Uykumu geceye teslim etmeden önce yağmurlara fısıldadım bir kez daha ayrılık acısını.

Can evinde başlayan bu yangın, ruhunu katre katre yakıp kavurmadan sönmezmiş anladım.

Dilimin dönmediği gecelerde hafızam bile terk etti beni ve ben, en çok bu yaşlarda aşktım.

Şimdi unuttuğum ve unutulmayı hazır bekleyen ne varsa bir çığlık uzaklıkta.

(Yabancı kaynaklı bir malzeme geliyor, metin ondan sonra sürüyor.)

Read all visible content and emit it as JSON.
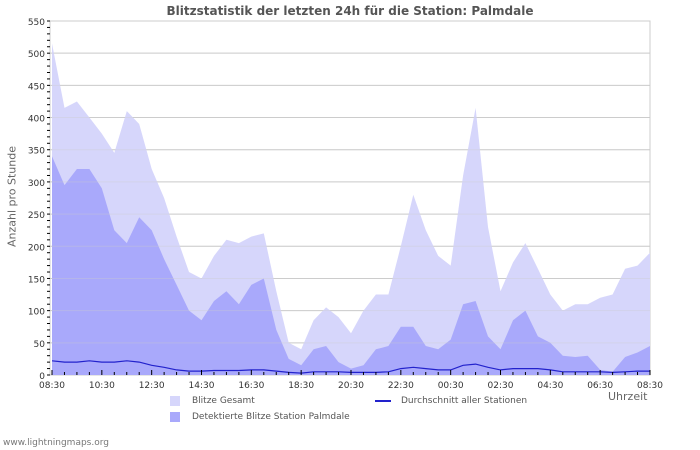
{
  "title": "Blitzstatistik der letzten 24h für die Station: Palmdale",
  "footer": "www.lightningmaps.org",
  "colors": {
    "total": "#d6d6fb",
    "detected": "#a9a9fb",
    "average": "#2222cc",
    "grid": "#cccccc"
  },
  "legend": {
    "total": "Blitze Gesamt",
    "detected": "Detektierte Blitze Station Palmdale",
    "average": "Durchschnitt aller Stationen"
  },
  "chart_data": {
    "type": "area",
    "title": "Blitzstatistik der letzten 24h für die Station: Palmdale",
    "xlabel": "Uhrzeit",
    "ylabel": "Anzahl pro Stunde",
    "ylim": [
      0,
      550
    ],
    "yticks": [
      0,
      50,
      100,
      150,
      200,
      250,
      300,
      350,
      400,
      450,
      500,
      550
    ],
    "xtick_labels": [
      "08:30",
      "10:30",
      "12:30",
      "14:30",
      "16:30",
      "18:30",
      "20:30",
      "22:30",
      "00:30",
      "02:30",
      "04:30",
      "06:30",
      "08:30"
    ],
    "grid": true,
    "legend_position": "bottom",
    "x": [
      "08:30",
      "09:00",
      "09:30",
      "10:00",
      "10:30",
      "11:00",
      "11:30",
      "12:00",
      "12:30",
      "13:00",
      "13:30",
      "14:00",
      "14:30",
      "15:00",
      "15:30",
      "16:00",
      "16:30",
      "17:00",
      "17:30",
      "18:00",
      "18:30",
      "19:00",
      "19:30",
      "20:00",
      "20:30",
      "21:00",
      "21:30",
      "22:00",
      "22:30",
      "23:00",
      "23:30",
      "00:00",
      "00:30",
      "01:00",
      "01:30",
      "02:00",
      "02:30",
      "03:00",
      "03:30",
      "04:00",
      "04:30",
      "05:00",
      "05:30",
      "06:00",
      "06:30",
      "07:00",
      "07:30",
      "08:00",
      "08:30"
    ],
    "series": [
      {
        "name": "Blitze Gesamt",
        "style": "area",
        "values": [
          515,
          415,
          425,
          400,
          375,
          345,
          410,
          390,
          320,
          275,
          215,
          160,
          150,
          185,
          210,
          205,
          215,
          220,
          130,
          50,
          40,
          85,
          105,
          90,
          65,
          100,
          125,
          125,
          200,
          280,
          225,
          185,
          170,
          310,
          415,
          230,
          130,
          175,
          205,
          165,
          125,
          100,
          110,
          110,
          120,
          125,
          165,
          170,
          190
        ]
      },
      {
        "name": "Detektierte Blitze Station Palmdale",
        "style": "area",
        "values": [
          340,
          295,
          320,
          320,
          290,
          225,
          205,
          245,
          225,
          180,
          140,
          100,
          85,
          115,
          130,
          110,
          140,
          150,
          70,
          25,
          15,
          40,
          45,
          20,
          10,
          15,
          40,
          45,
          75,
          75,
          45,
          40,
          55,
          110,
          115,
          60,
          40,
          85,
          100,
          60,
          50,
          30,
          28,
          30,
          8,
          5,
          28,
          35,
          45
        ]
      },
      {
        "name": "Durchschnitt aller Stationen",
        "style": "line",
        "values": [
          22,
          20,
          20,
          22,
          20,
          20,
          22,
          20,
          15,
          12,
          8,
          6,
          6,
          7,
          7,
          7,
          8,
          8,
          6,
          4,
          3,
          5,
          5,
          5,
          4,
          4,
          4,
          5,
          10,
          12,
          10,
          8,
          8,
          15,
          17,
          12,
          8,
          10,
          10,
          10,
          8,
          5,
          5,
          5,
          5,
          4,
          5,
          6,
          6
        ]
      }
    ]
  }
}
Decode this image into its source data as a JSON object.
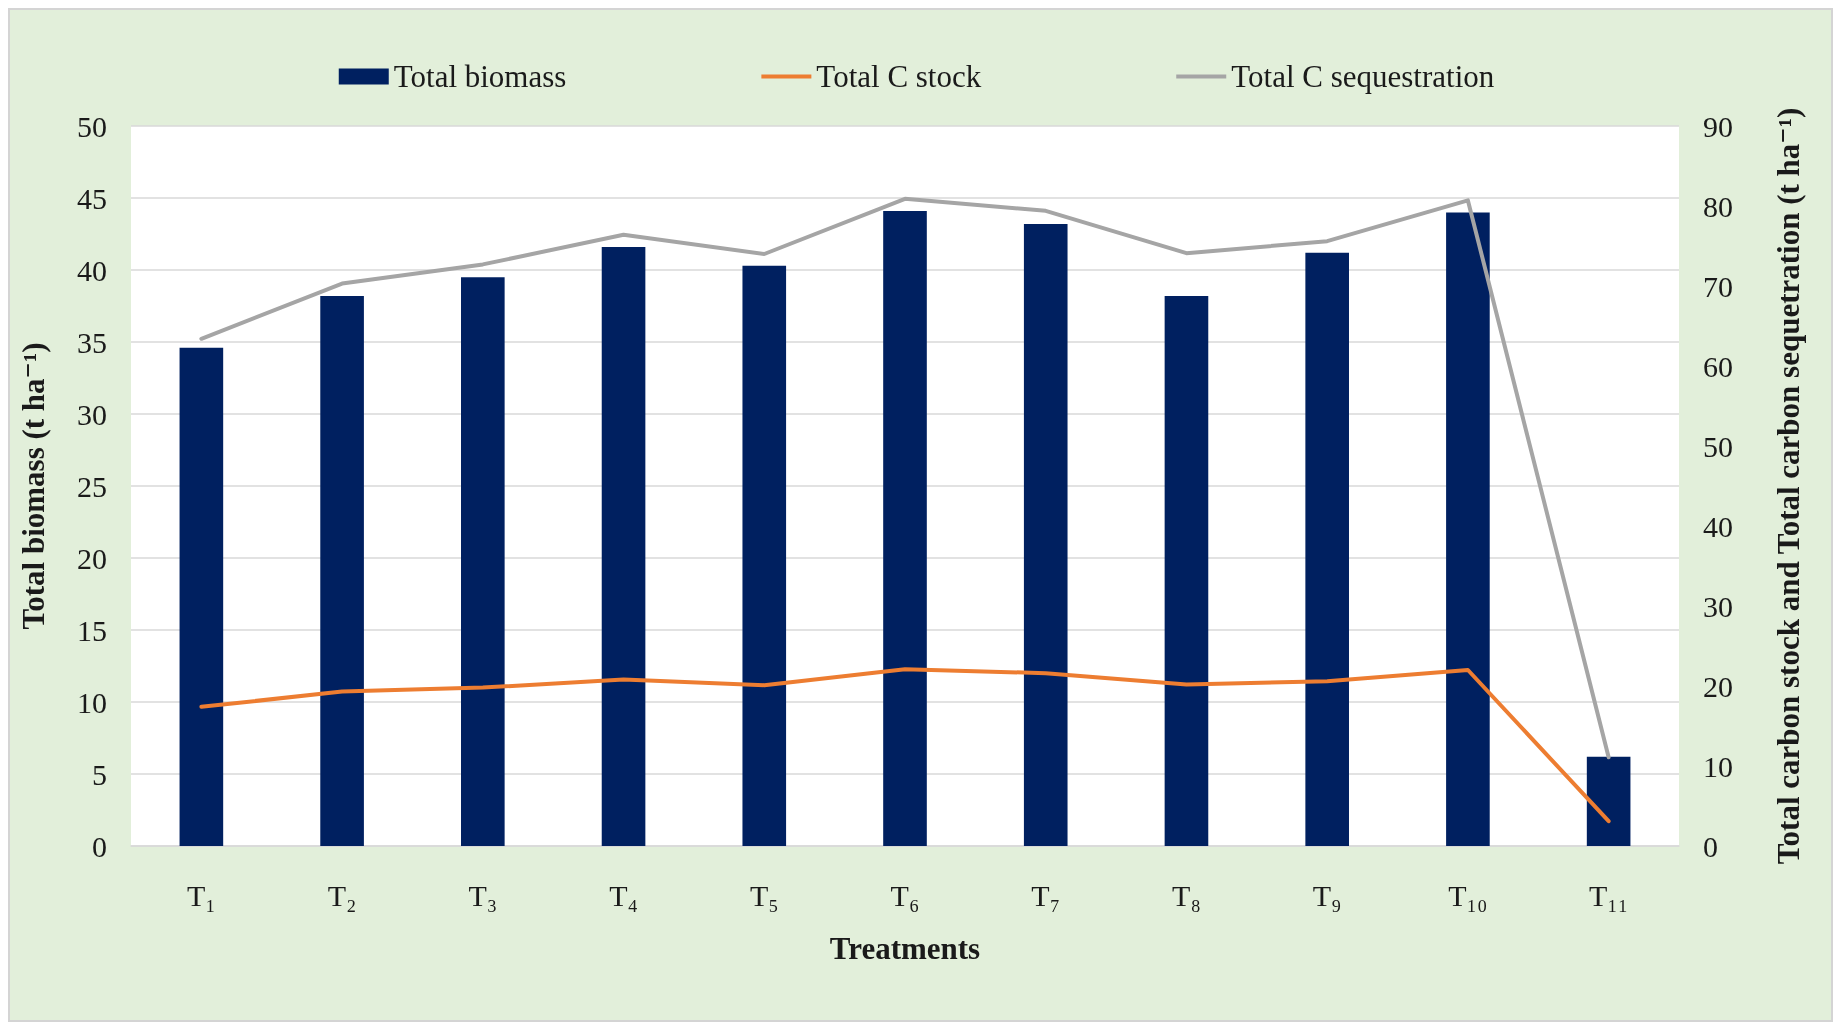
{
  "chart_data": {
    "type": "bar",
    "categories": [
      "T₁",
      "T₂",
      "T₃",
      "T₄",
      "T₅",
      "T₆",
      "T₇",
      "T₈",
      "T₉",
      "T₁₀",
      "T₁₁"
    ],
    "xlabel": "Treatments",
    "ylabel": "Total biomass (t ha⁻¹)",
    "y2label": "Total carbon stock and Total carbon sequetration (t ha⁻¹)",
    "ylim": [
      0,
      50
    ],
    "yticks": [
      0,
      5,
      10,
      15,
      20,
      25,
      30,
      35,
      40,
      45,
      50
    ],
    "y2lim": [
      0,
      90
    ],
    "y2ticks": [
      0,
      10,
      20,
      30,
      40,
      50,
      60,
      70,
      80,
      90
    ],
    "grid": "y",
    "legend": "top",
    "marker": "none",
    "series": [
      {
        "name": "Total biomass",
        "color": "#002060",
        "values": [
          34.6,
          38.2,
          39.5,
          41.6,
          40.3,
          44.1,
          43.2,
          38.2,
          41.2,
          44.0,
          6.2
        ]
      },
      {
        "name": "Total C stock",
        "type": "line",
        "axis": "y2",
        "color": "#ed7d31",
        "values": [
          17.4,
          19.3,
          19.8,
          20.8,
          20.1,
          22.1,
          21.6,
          20.2,
          20.6,
          22.0,
          3.1
        ]
      },
      {
        "name": "Total C sequestration",
        "type": "line",
        "axis": "y2",
        "color": "#a5a5a5",
        "values": [
          63.4,
          70.3,
          72.7,
          76.4,
          74.0,
          80.9,
          79.4,
          74.1,
          75.6,
          80.7,
          11.1
        ]
      }
    ]
  }
}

Ben bunu bile bile yaşadım.

Aklımın oyunları bir gün bittiğinde ve beynimdeki silgi tamamen sildiğinde geçmiş denen hezeyanı,

Benden geriye ne kalır sanıyorsun?

Geriye kalan şeylerle ne kadar avutursun kalbini, ne kadarı yeter sana bir ömür için?

Bütün ömrün boyunca öğrendiğin her şey aslında bir hayalden ibaretmiş

Ve bir hayalet silgi karşısında ömrün bir ölüden betermiş.

Bir dolu hatıra ve koca bir hiç!

İşte senin mezarın bu,

Kıyamete kadar sürsün bu azaplı bekleyiş!